New concepts in tolerance.

Increasing the immunologic specificity of immunosuppressive therapies used to prevent graft rejection is one of the fundamental aims of research designed to develop new approaches for immunosuppression. The objective of work in this area is to identify both strategies and the mechanisms responsible for the induction of tolerance to alloantigens in vivo. Three topics in this area of transplantation immunobiology are considered: (i) The tools available for investigating the induction of tolerance to alloantigens, including T-cell clones, transgenic mice, and neonatal and adult models of tolerance induction. (ii) Strategies for tolerance induction that are being explored in experimental models and in clinical transplantation.
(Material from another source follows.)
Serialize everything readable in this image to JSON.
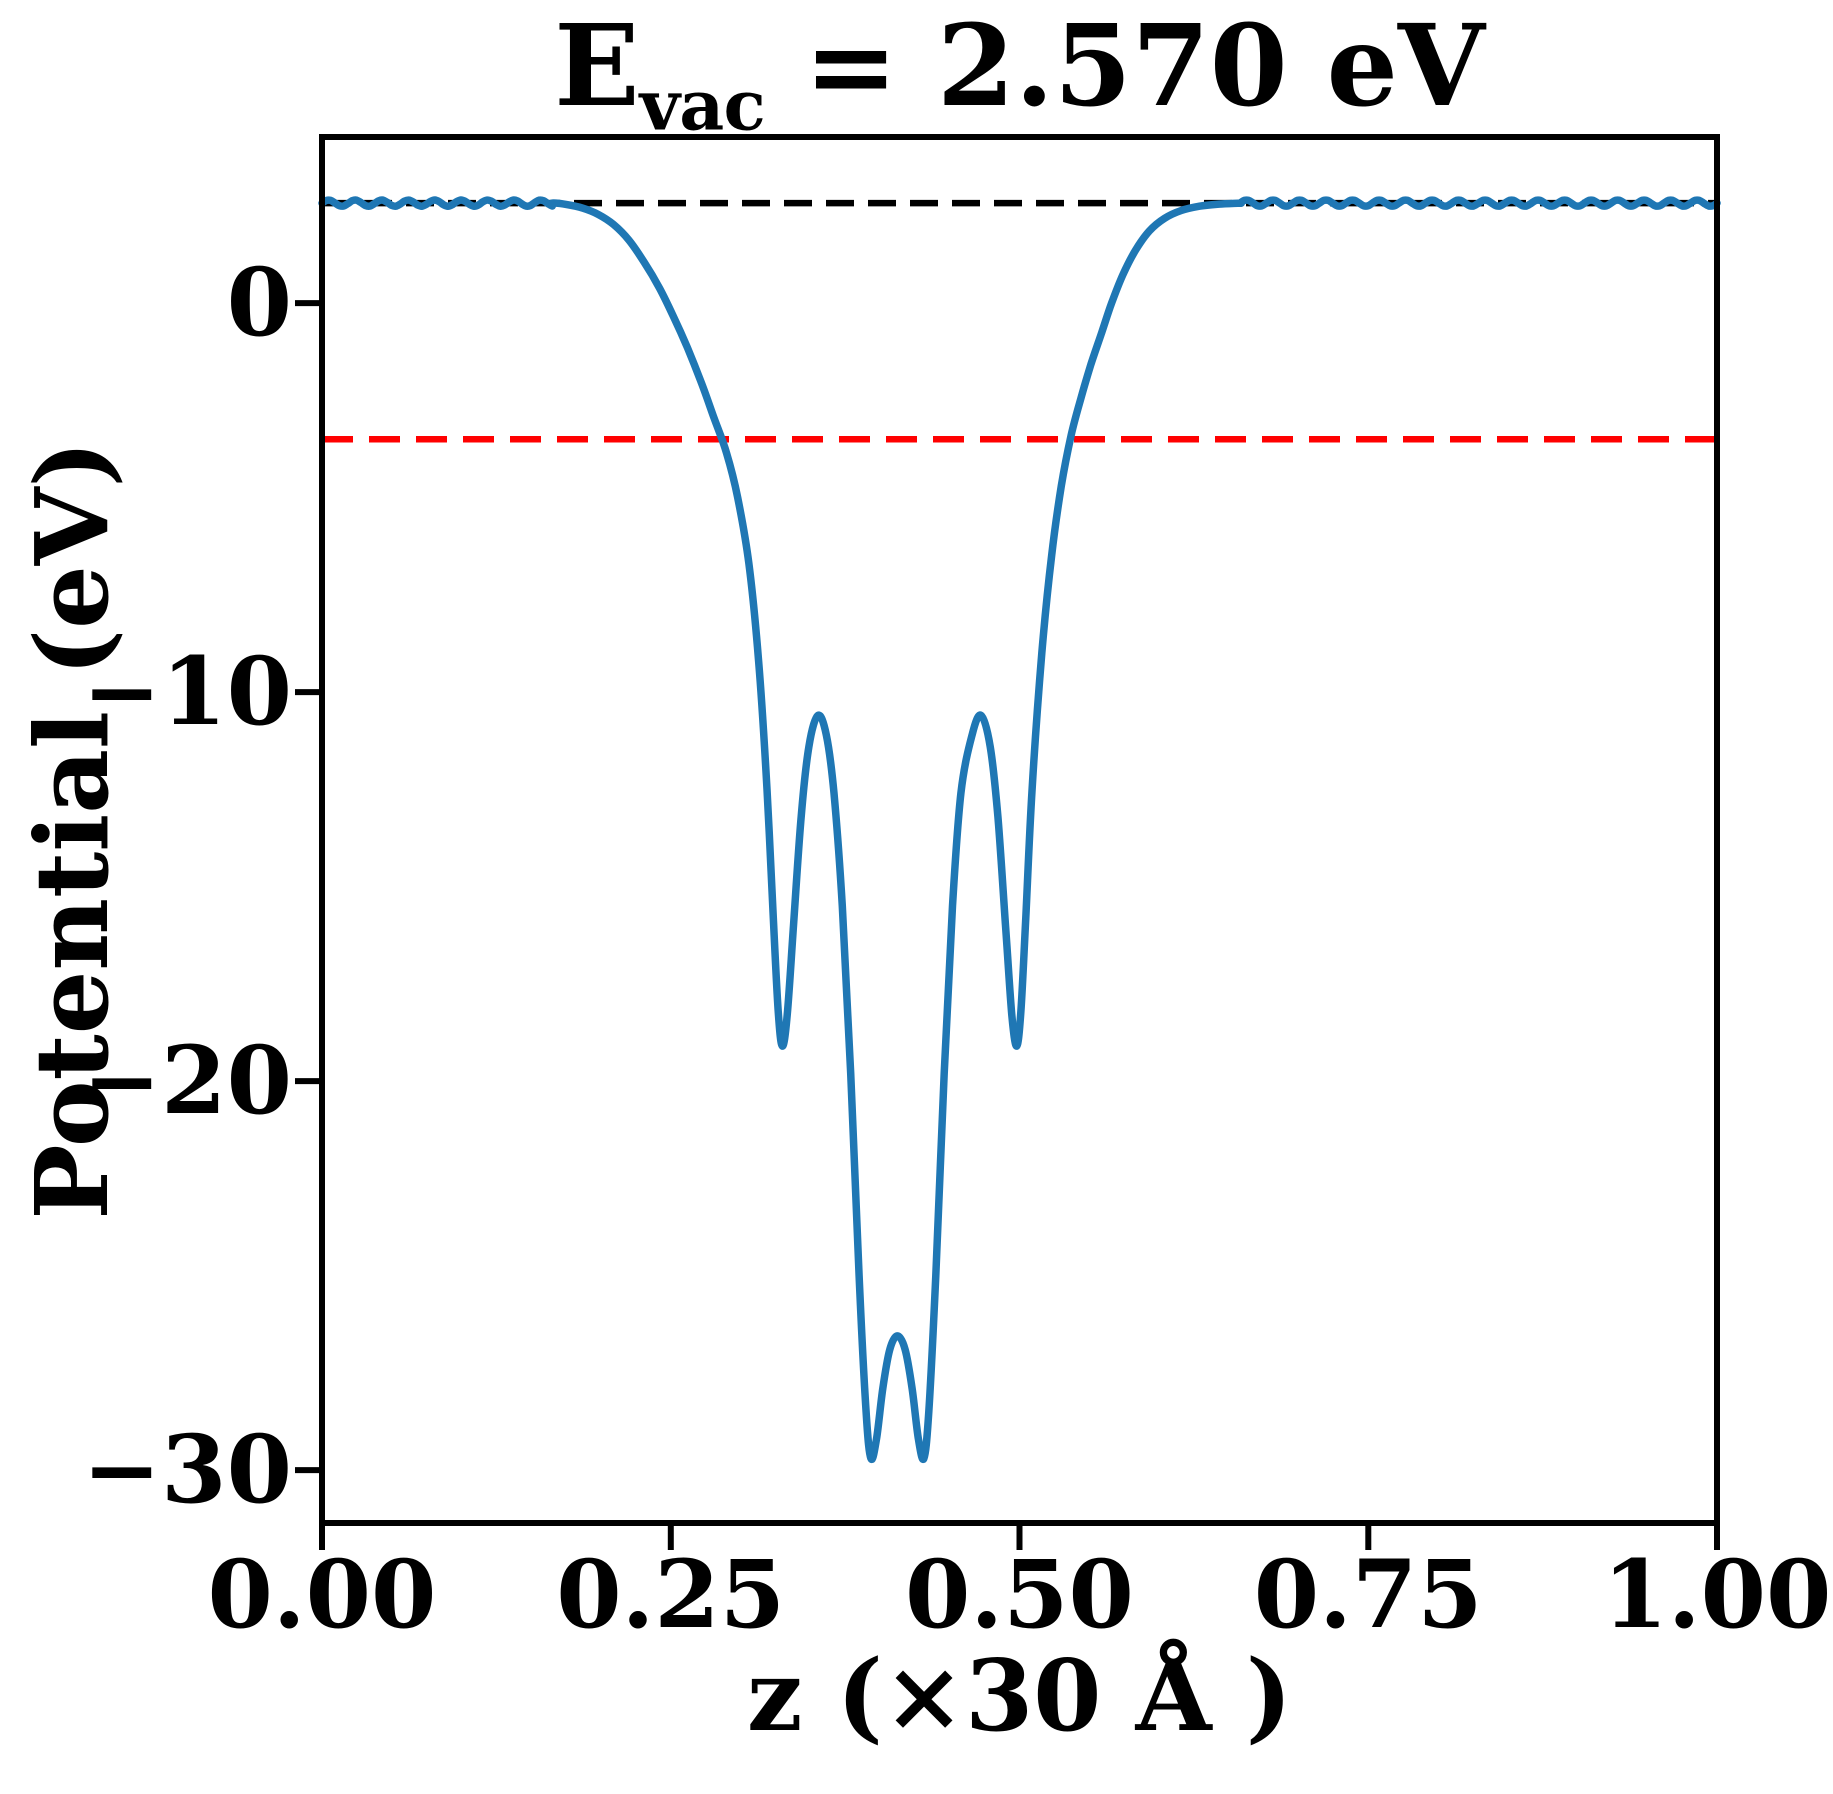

These strategies can be divided into two categories: those that aim to induce tolerance in the long term after transplantation and those that aim to induce unresponsiveness at the time of grafting. (iii) The mechanisms responsible for the induction of tolerance to alloantigens. Five nonmutually exclusive hypotheses have been proposed to explain the induction of peripheral tolerance. These are, in broad terms, deletion, anergy, ignorance or helplessness, exhaustion and suppression. The immune status of the recipient may influence which of these mechanisms operates in any particular situation. What is apparent from all studies is that tolerance induction is a dynamic process, and any or all of these mechanisms may be operating at different stages of the induction and maintenance process.